I've got an idea for a campaign setting. Instead of fantasy using the standard Dark Ages/Medieval/Renaissance European foundations, it's a look at what fantasy would be if it was based on a mixture of the American Western and Chinese Wuxia.

Actually, I'd love to see something like that for Iron Heroes.

Like Henry alludes, personally, I'm plenty willing and able to jump that far outside that box... I'm just not entirely certain whether D&D itself is capable of it.
 

GMSkarka said:
Friends I've spoken to find it interesting, and really get into it once I give details. However, each one of them has recommended coming up with an entirely new system for it....with everyone stating a variation on the following: "D&D players will not go that far out of the box."

I don't think that's true. We have Eberron, which apparently a lot of people think steps pretty far outside the bounds of standard trope D&D fantasy, and that seems to be doing really well. Arcana Unearthed has done well and that goes a bit further, with new classes and races.
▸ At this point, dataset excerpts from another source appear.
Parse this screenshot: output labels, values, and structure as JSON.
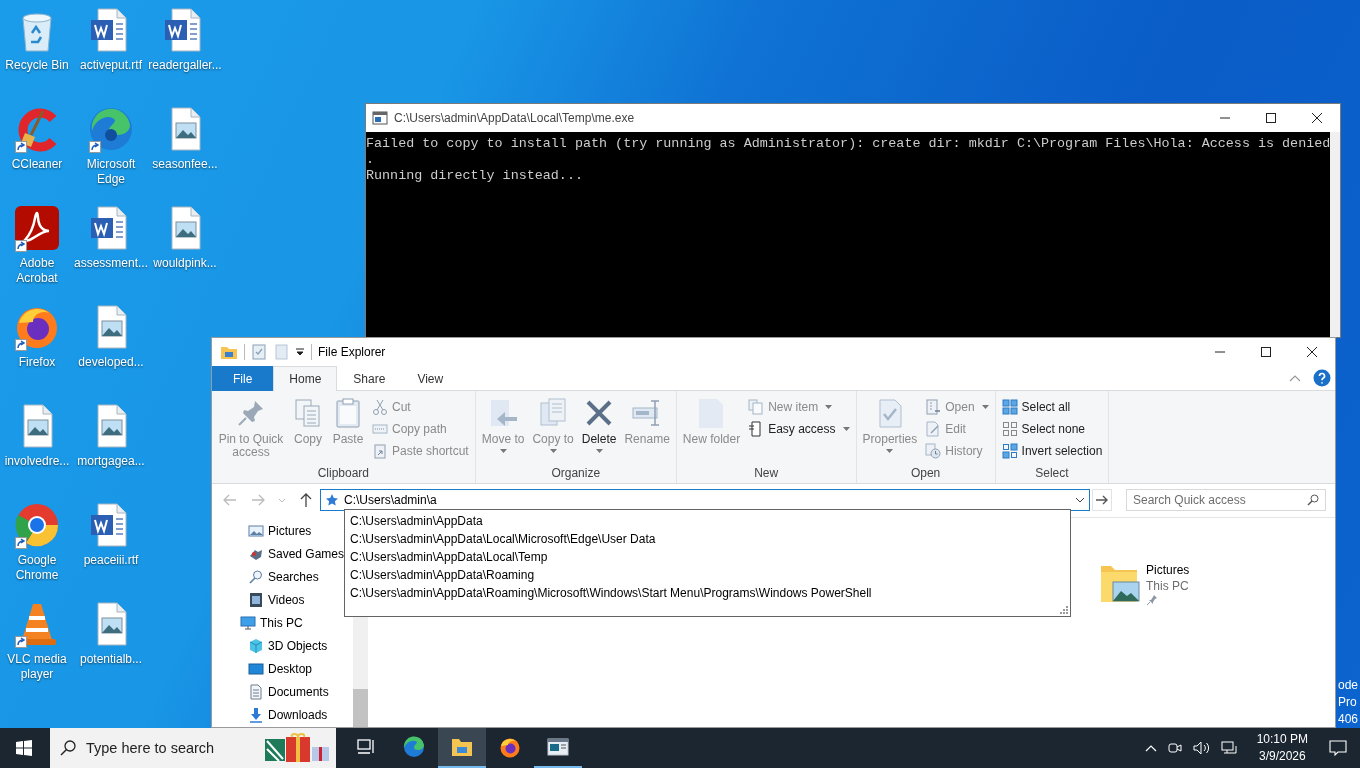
{
  "desktop": {
    "rows": [
      [
        {
          "label": "Recycle Bin",
          "kind": "recycle",
          "shortcut": false
        },
        {
          "label": "activeput.rtf",
          "kind": "word",
          "shortcut": false
        },
        {
          "label": "readergaller...",
          "kind": "word",
          "shortcut": false
        }
      ],
      [
        {
          "label": "CCleaner",
          "kind": "ccleaner",
          "shortcut": true
        },
        {
          "label": "Microsoft Edge",
          "kind": "edge",
          "shortcut": true
        },
        {
          "label": "seasonfee...",
          "kind": "image",
          "shortcut": false
        }
      ],
      [
        {
          "label": "Adobe Acrobat",
          "kind": "acrobat",
          "shortcut": true
        },
        {
          "label": "assessment...",
          "kind": "word",
          "shortcut": false
        },
        {
          "label": "wouldpink...",
          "kind": "image",
          "shortcut": false
        }
      ],
      [
        {
          "label": "Firefox",
          "kind": "firefox",
          "shortcut": true
        },
        {
          "label": "developed...",
          "kind": "image",
          "shortcut": false
        }
      ],
      [
        {
          "label": "involvedre...",
          "kind": "image",
          "shortcut": false
        },
        {
          "label": "mortgagea...",
          "kind": "image",
          "shortcut": false
        }
      ],
      [
        {
          "label": "Google Chrome",
          "kind": "chrome",
          "shortcut": true
        },
        {
          "label": "peaceiii.rtf",
          "kind": "word",
          "shortcut": false
        }
      ],
      [
        {
          "label": "VLC media player",
          "kind": "vlc",
          "shortcut": true
        },
        {
          "label": "potentialb...",
          "kind": "image",
          "shortcut": false
        }
      ]
    ],
    "edge_text": [
      "ode",
      "Pro",
      "406"
    ]
  },
  "console": {
    "title": "C:\\Users\\admin\\AppData\\Local\\Temp\\me.exe",
    "lines": [
      "Failed to copy to install path (try running as Administrator): create dir: mkdir C:\\Program Files\\Hola: Access is denied",
      ".",
      "Running directly instead..."
    ]
  },
  "explorer": {
    "title": "File Explorer",
    "tabs": [
      {
        "label": "File",
        "kind": "file",
        "selected": false
      },
      {
        "label": "Home",
        "kind": "tab",
        "selected": true
      },
      {
        "label": "Share",
        "kind": "tab",
        "selected": false
      },
      {
        "label": "View",
        "kind": "tab",
        "selected": false
      }
    ],
    "ribbon": [
      {
        "label": "Clipboard",
        "buttons": [
          {
            "label": "Pin to Quick access",
            "kind": "large",
            "disabled": true,
            "menu": false
          },
          {
            "label": "Copy",
            "kind": "large",
            "disabled": true,
            "menu": false
          },
          {
            "label": "Paste",
            "kind": "large",
            "disabled": true,
            "menu": false
          },
          {
            "label": "Cut",
            "kind": "small",
            "disabled": true,
            "menu": false
          },
          {
            "label": "Copy path",
            "kind": "small",
            "disabled": true,
            "menu": false
          },
          {
            "label": "Paste shortcut",
            "kind": "small",
            "disabled": true,
            "menu": false
          }
        ]
      },
      {
        "label": "Organize",
        "buttons": [
          {
            "label": "Move to",
            "kind": "large",
            "disabled": true,
            "menu": true
          },
          {
            "label": "Copy to",
            "kind": "large",
            "disabled": true,
            "menu": true
          },
          {
            "label": "Delete",
            "kind": "large",
            "disabled": false,
            "menu": true
          },
          {
            "label": "Rename",
            "kind": "large",
            "disabled": true,
            "menu": false
          }
        ]
      },
      {
        "label": "New",
        "buttons": [
          {
            "label": "New folder",
            "kind": "large",
            "disabled": true,
            "menu": false
          },
          {
            "label": "New item",
            "kind": "small",
            "disabled": true,
            "menu": true
          },
          {
            "label": "Easy access",
            "kind": "small",
            "disabled": false,
            "menu": true
          }
        ]
      },
      {
        "label": "Open",
        "buttons": [
          {
            "label": "Properties",
            "kind": "large",
            "disabled": true,
            "menu": true
          },
          {
            "label": "Open",
            "kind": "small",
            "disabled": true,
            "menu": true
          },
          {
            "label": "Edit",
            "kind": "small",
            "disabled": true,
            "menu": false
          },
          {
            "label": "History",
            "kind": "small",
            "disabled": true,
            "menu": false
          }
        ]
      },
      {
        "label": "Select",
        "buttons": [
          {
            "label": "Select all",
            "kind": "small",
            "disabled": false,
            "menu": false
          },
          {
            "label": "Select none",
            "kind": "small",
            "disabled": false,
            "menu": false
          },
          {
            "label": "Invert selection",
            "kind": "small",
            "disabled": false,
            "menu": false
          }
        ]
      }
    ],
    "address": {
      "value": "C:\\Users\\admin\\a"
    },
    "search": {
      "placeholder": "Search Quick access"
    },
    "suggestions": [
      "C:\\Users\\admin\\AppData",
      "C:\\Users\\admin\\AppData\\Local\\Microsoft\\Edge\\User Data",
      "C:\\Users\\admin\\AppData\\Local\\Temp",
      "C:\\Users\\admin\\AppData\\Roaming",
      "C:\\Users\\admin\\AppData\\Roaming\\Microsoft\\Windows\\Start Menu\\Programs\\Windows PowerShell"
    ],
    "nav": {
      "continued": [
        {
          "label": "Pictures",
          "kind": "pictures"
        },
        {
          "label": "Saved Games",
          "kind": "games"
        },
        {
          "label": "Searches",
          "kind": "search"
        },
        {
          "label": "Videos",
          "kind": "videos"
        }
      ],
      "tree": [
        {
          "label": "This PC",
          "kind": "pc",
          "children": [
            {
              "label": "3D Objects",
              "kind": "cube"
            },
            {
              "label": "Desktop",
              "kind": "desktop"
            },
            {
              "label": "Documents",
              "kind": "documents"
            },
            {
              "label": "Downloads",
              "kind": "downloads"
            }
          ]
        }
      ]
    },
    "items": [
      {
        "name": "Pictures",
        "location": "This PC",
        "pinned": true
      }
    ]
  },
  "taskbar": {
    "search_placeholder": "Type here to search",
    "apps": [
      {
        "kind": "taskview",
        "selected": false,
        "running": false
      },
      {
        "kind": "edge",
        "selected": false,
        "running": false
      },
      {
        "kind": "explorer",
        "selected": true,
        "running": true
      },
      {
        "kind": "firefox",
        "selected": false,
        "running": false
      },
      {
        "kind": "console",
        "selected": false,
        "running": true
      }
    ],
    "time": "10:10 PM",
    "date": "3/9/2026"
  }
}
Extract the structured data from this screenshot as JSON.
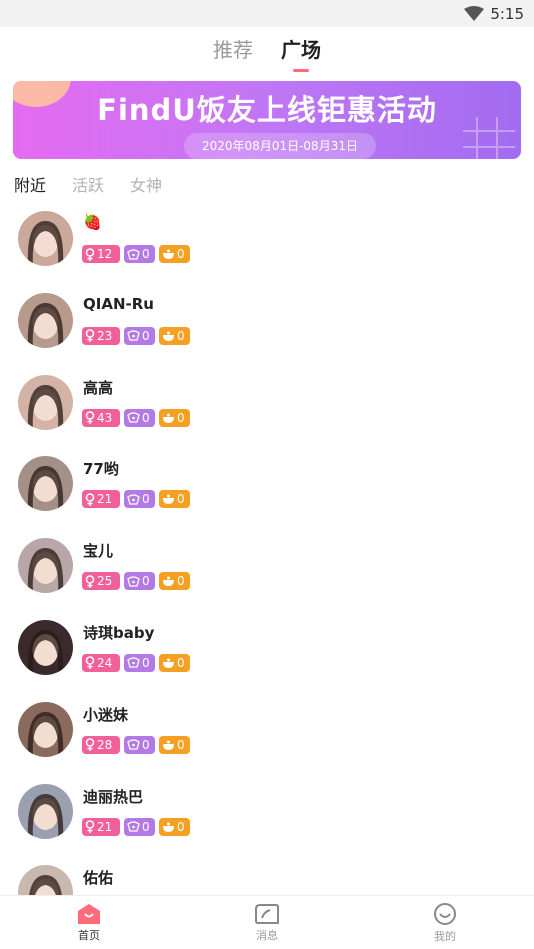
{
  "status": {
    "time": "5:15",
    "wifi_icon": "wifi-icon"
  },
  "topnav": {
    "tabs": [
      {
        "label": "推荐",
        "active": false
      },
      {
        "label": "广场",
        "active": true
      }
    ]
  },
  "banner": {
    "title": "FindU饭友上线钜惠活动",
    "date": "2020年08月01日-08月31日"
  },
  "subtabs": [
    {
      "label": "附近",
      "active": true
    },
    {
      "label": "活跃",
      "active": false
    },
    {
      "label": "女神",
      "active": false
    }
  ],
  "users": [
    {
      "name": "🍓",
      "age": "12",
      "level": "0",
      "pot": "0",
      "avatar_color": "#caa89a"
    },
    {
      "name": "QIAN-Ru",
      "age": "23",
      "level": "0",
      "pot": "0",
      "avatar_color": "#b89a8c"
    },
    {
      "name": "高高",
      "age": "43",
      "level": "0",
      "pot": "0",
      "avatar_color": "#d3b3a6"
    },
    {
      "name": "77哟",
      "age": "21",
      "level": "0",
      "pot": "0",
      "avatar_color": "#a59088"
    },
    {
      "name": "宝儿",
      "age": "25",
      "level": "0",
      "pot": "0",
      "avatar_color": "#b8a6a8"
    },
    {
      "name": "诗琪baby",
      "age": "24",
      "level": "0",
      "pot": "0",
      "avatar_color": "#3a2a2c"
    },
    {
      "name": "小迷妹",
      "age": "28",
      "level": "0",
      "pot": "0",
      "avatar_color": "#8a6a5c"
    },
    {
      "name": "迪丽热巴",
      "age": "21",
      "level": "0",
      "pot": "0",
      "avatar_color": "#9aa0b0"
    },
    {
      "name": "佑佑",
      "age": "",
      "level": "",
      "pot": "",
      "avatar_color": "#c9b8ae"
    }
  ],
  "bottomnav": [
    {
      "label": "首页",
      "icon": "home-icon",
      "active": true
    },
    {
      "label": "消息",
      "icon": "message-icon",
      "active": false
    },
    {
      "label": "我的",
      "icon": "profile-icon",
      "active": false
    }
  ],
  "colors": {
    "accent": "#ff6b78",
    "age_badge": "#f2609a",
    "level_badge": "#b37ae6",
    "pot_badge": "#f5a023"
  }
}
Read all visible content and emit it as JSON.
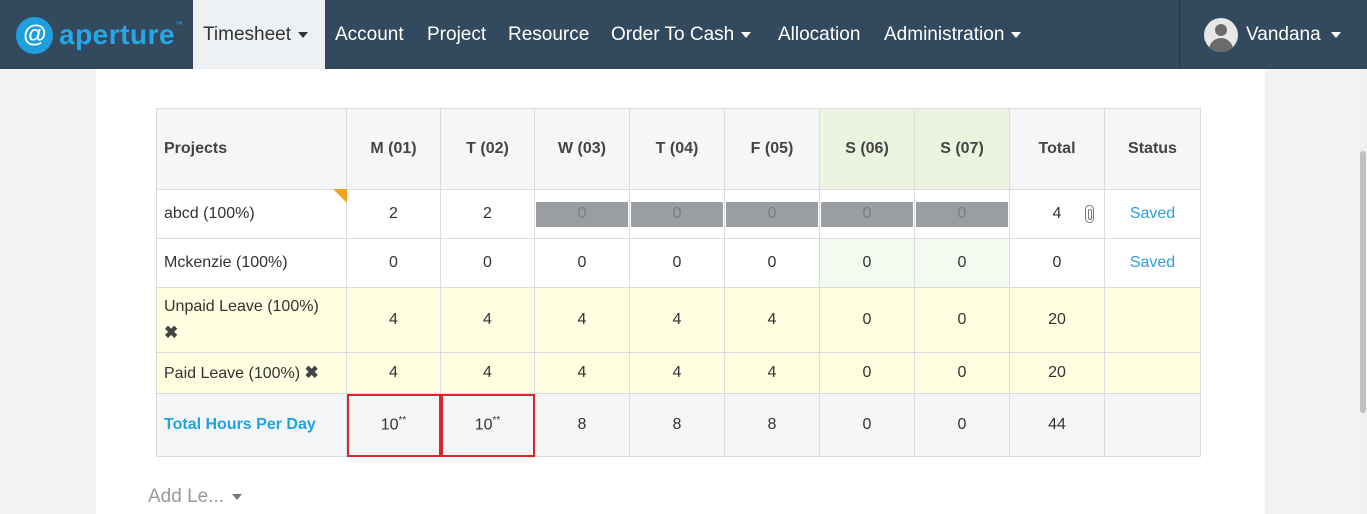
{
  "brand": {
    "logo_glyph": "@",
    "name": "aperture",
    "tm": "™"
  },
  "nav": {
    "timesheet": "Timesheet",
    "account": "Account",
    "project": "Project",
    "resource": "Resource",
    "order_to_cash": "Order To Cash",
    "allocation": "Allocation",
    "administration": "Administration"
  },
  "user": {
    "name": "Vandana"
  },
  "table": {
    "headers": [
      "Projects",
      "M (01)",
      "T (02)",
      "W (03)",
      "T (04)",
      "F (05)",
      "S (06)",
      "S (07)",
      "Total",
      "Status"
    ],
    "rows": [
      {
        "project": "abcd (100%)",
        "days": [
          "2",
          "2",
          "0",
          "0",
          "0",
          "0",
          "0"
        ],
        "total": "4",
        "status": "Saved"
      },
      {
        "project": "Mckenzie (100%)",
        "days": [
          "0",
          "0",
          "0",
          "0",
          "0",
          "0",
          "0"
        ],
        "total": "0",
        "status": "Saved"
      },
      {
        "project": "Unpaid Leave (100%)",
        "days": [
          "4",
          "4",
          "4",
          "4",
          "4",
          "0",
          "0"
        ],
        "total": "20",
        "status": ""
      },
      {
        "project": "Paid Leave (100%)",
        "days": [
          "4",
          "4",
          "4",
          "4",
          "4",
          "0",
          "0"
        ],
        "total": "20",
        "status": ""
      }
    ],
    "totals": {
      "label": "Total Hours Per Day",
      "days": [
        "10",
        "10",
        "8",
        "8",
        "8",
        "0",
        "0"
      ],
      "flag": "**",
      "total": "44"
    }
  },
  "add_leave": {
    "label": "Add Le..."
  },
  "colors": {
    "nav_bg": "#334a5e",
    "accent": "#1fa3e6",
    "leave_row": "#fefee1",
    "weekend_header": "#ecf4e1",
    "error_outline": "#d9262a"
  },
  "icons": {
    "remove": "close-x-icon",
    "attachment": "paperclip-icon",
    "user": "user-avatar-icon"
  }
}
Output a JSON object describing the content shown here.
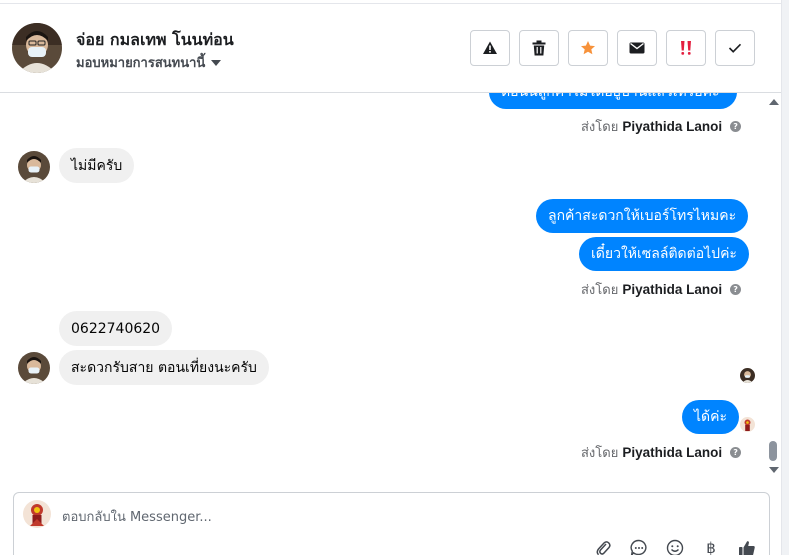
{
  "header": {
    "contact_name": "จ่อย กมลเทพ โนนท่อน",
    "assign_label": "มอบหมายการสนทนานี้",
    "actions": [
      {
        "name": "spam-button",
        "icon": "warning-icon"
      },
      {
        "name": "delete-button",
        "icon": "trash-icon"
      },
      {
        "name": "star-button",
        "icon": "star-icon"
      },
      {
        "name": "mark-unread-button",
        "icon": "envelope-icon"
      },
      {
        "name": "follow-up-button",
        "icon": "double-exclamation-icon"
      },
      {
        "name": "done-button",
        "icon": "checkmark-icon"
      }
    ]
  },
  "colors": {
    "outgoing_bubble": "#0084ff",
    "incoming_bubble": "#f0f0f0",
    "star": "#f7923b",
    "exclaim": "#e41e3f"
  },
  "messages": {
    "m0_partial": "ต้อนนี้ลูกค้าไม่ได้อยู่บ้านแล้วเหรอคะ",
    "m0_sender": "Piyathida Lanoi",
    "m1": "ไม่มีครับ",
    "m2": "ลูกค้าสะดวกให้เบอร์โทรไหมคะ",
    "m3": "เดี๋ยวให้เซลล์ติดต่อไปค่ะ",
    "m3_sender": "Piyathida Lanoi",
    "m4": "0622740620",
    "m5": "สะดวกรับสาย ตอนเที่ยงนะครับ",
    "m6": "ได้ค่ะ",
    "m6_sender": "Piyathida Lanoi",
    "sent_by_label": "ส่งโดย"
  },
  "composer": {
    "placeholder": "ตอบกลับใน Messenger...",
    "tools": [
      "paperclip-icon",
      "saved-reply-icon",
      "emoji-icon",
      "baht-icon",
      "thumbs-up-icon"
    ],
    "baht_symbol": "฿"
  }
}
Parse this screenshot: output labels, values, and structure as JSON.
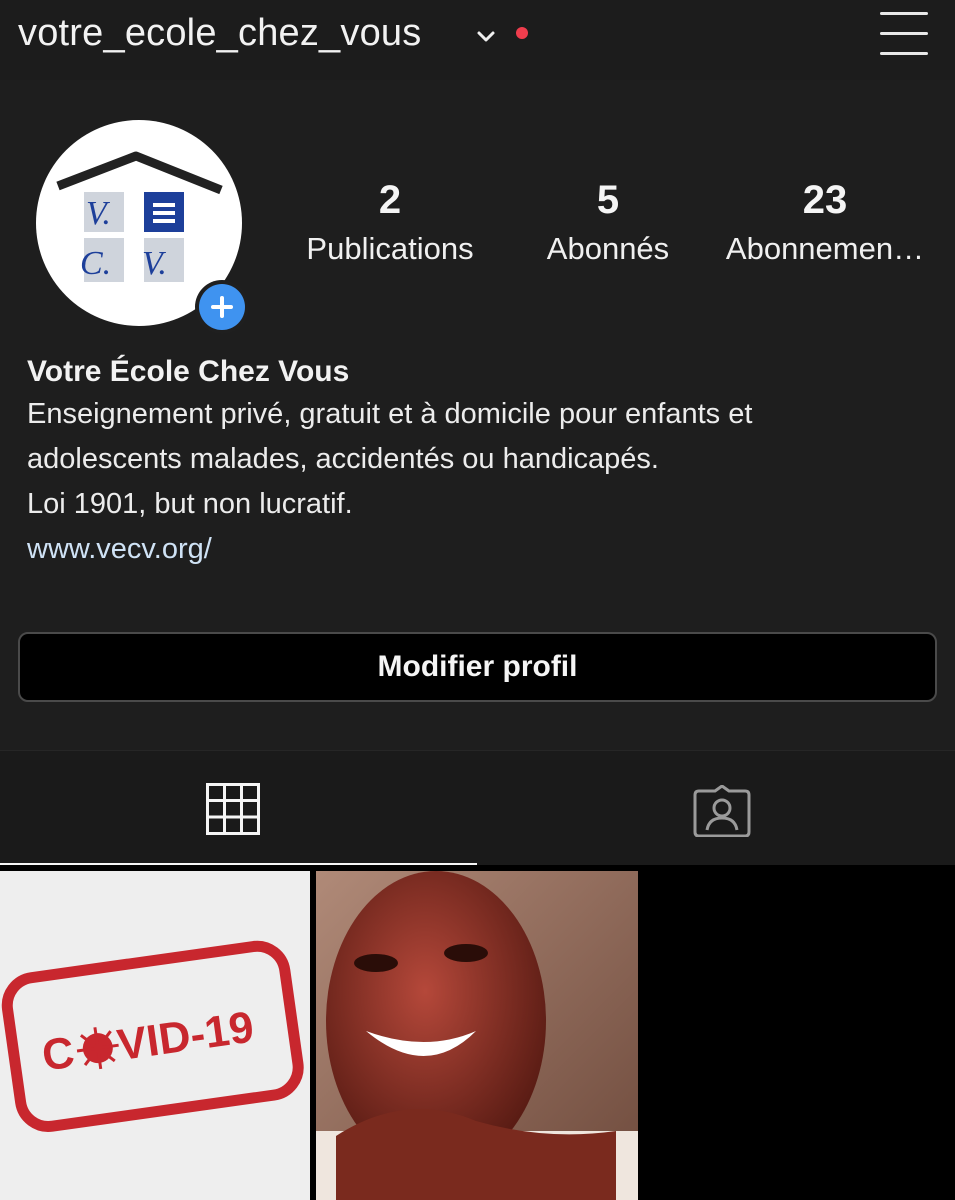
{
  "header": {
    "username": "votre_ecole_chez_vous",
    "icons": {
      "dropdown": "chevron-down-icon",
      "notification": "notification-dot",
      "menu": "hamburger-menu-icon"
    },
    "colors": {
      "notification_dot": "#ef3d4d"
    }
  },
  "avatar": {
    "logo_letters": [
      "V.",
      "C.",
      "V."
    ],
    "add_icon": "plus-icon",
    "add_color": "#3f93f0"
  },
  "stats": [
    {
      "value": "2",
      "label": "Publications"
    },
    {
      "value": "5",
      "label": "Abonnés"
    },
    {
      "value": "23",
      "label": "Abonnemen…"
    }
  ],
  "bio": {
    "name": "Votre École Chez Vous",
    "lines": [
      "Enseignement privé, gratuit et à domicile pour enfants et",
      "adolescents malades, accidentés ou handicapés.",
      "Loi 1901, but non lucratif."
    ],
    "link": "www.vecv.org/"
  },
  "edit_button": {
    "label": "Modifier profil"
  },
  "tabs": [
    {
      "icon": "grid-icon",
      "active": true
    },
    {
      "icon": "tagged-person-icon",
      "active": false
    }
  ],
  "posts": [
    {
      "stamp_text": "C",
      "stamp_text2": "VID-19"
    },
    {
      "kind": "photo"
    }
  ]
}
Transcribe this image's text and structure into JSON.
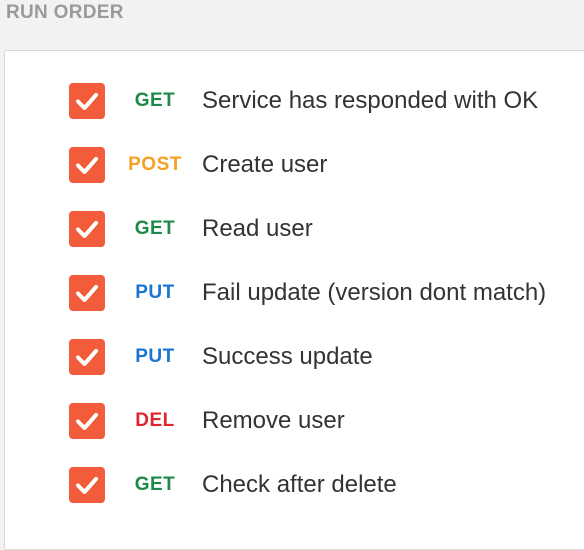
{
  "header": {
    "title": "RUN ORDER"
  },
  "colors": {
    "checkbox": "#f25c3a",
    "GET": "#1d8a4a",
    "POST": "#f4a023",
    "PUT": "#1976d2",
    "DEL": "#e0242b"
  },
  "requests": [
    {
      "checked": true,
      "method": "GET",
      "name": "Service has responded with OK"
    },
    {
      "checked": true,
      "method": "POST",
      "name": "Create user"
    },
    {
      "checked": true,
      "method": "GET",
      "name": "Read user"
    },
    {
      "checked": true,
      "method": "PUT",
      "name": "Fail update (version dont match)"
    },
    {
      "checked": true,
      "method": "PUT",
      "name": "Success update"
    },
    {
      "checked": true,
      "method": "DEL",
      "name": "Remove user"
    },
    {
      "checked": true,
      "method": "GET",
      "name": "Check after delete"
    }
  ]
}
I''d love to see a setting like what you describe for d20/D&D.
 

I personally find that the d20 game mechanics, most specifically the D&D mechanics, work great for pseudo-European fantasy. They work okay for some aspects of pseudo-pan-Asian fantasy. I even think they work okay for pseudo-pan-African fantasy, with some tweaks.

Generally, if I want to do something outside of the typical pseudo-European fantasy I use different game engines. I know others will say that the d20 system works great for all sorts of genre, but I tend to disagree.
 

GMSkarka said:
So I'm wondering....is there room for a setting, intended for use with the core rules, that is so far from the standard fantasy tropes? Or is a new rules set the way to go?

It sounds like your setting would have a place for fighting men, rogues, and magic. If that is the case, I don't imagine it would be too far afield from the "D&D experience".

And we can always use some more wuxia- and western- flavored additions to the d20 rule-o-sphere.
 

WayneLigon said:
I don't think that's true. We have Eberron, which apparently a lot of people think steps pretty far outside the bounds of standard trope D&D fantasy, and that seems to be doing really well.

Here's the thing, though - a lot of people think Eberron steps pretty far outside the bounds of D&D, but this...

GMSkarka said:
I've got an idea for a campaign setting. Instead of fantasy using the standard Dark Ages/Medieval/Renaissance European foundations, it's a look at what fantasy would be if it was based on a mixture of the American Western and Chinese Wuxia.

... is far, far, *far* further outside those bounds. To someone who sees Eberron as even pushing the limits of D&D-style fantasy, what Skarka describes surely lies outside them. To someone who sees Eberron as outside the limits of D&D-style fantasy, what Skarka describes may as well be Victorian social comedy.

Personally, I don't see Eberron as even near the boundaries of D&D-style fantasy. Even so, I would say Skarka's idea pushes the utility of the D&D rules to the straining point, is probably a poor fit mechanically, and doesn't have any strong thematic connection to the D&D tradition. I might like it *better* than D&D, though probably not as I don't like Wuxia much (now if it were western + anime, or western + true S&S... *then* I would definitely like it better). But I wouldn't see it *as* D&D, and if being D&D was something I wanted out of an RPG, I wouldn't like it.

Even if it were western + anime + sword and sorcery, a veritable Neon Cowboy Hyperboria, using the actual D&D rules for it would seem odd to me. d20 Modern, on the other hand, would be great.
 

What Henry said.

Although I wouldn't play it regardless of the system (I think wuxia is best left to film), if d200 can be stretched enough for M&M, I can't see any reason why it couldn't do what you want.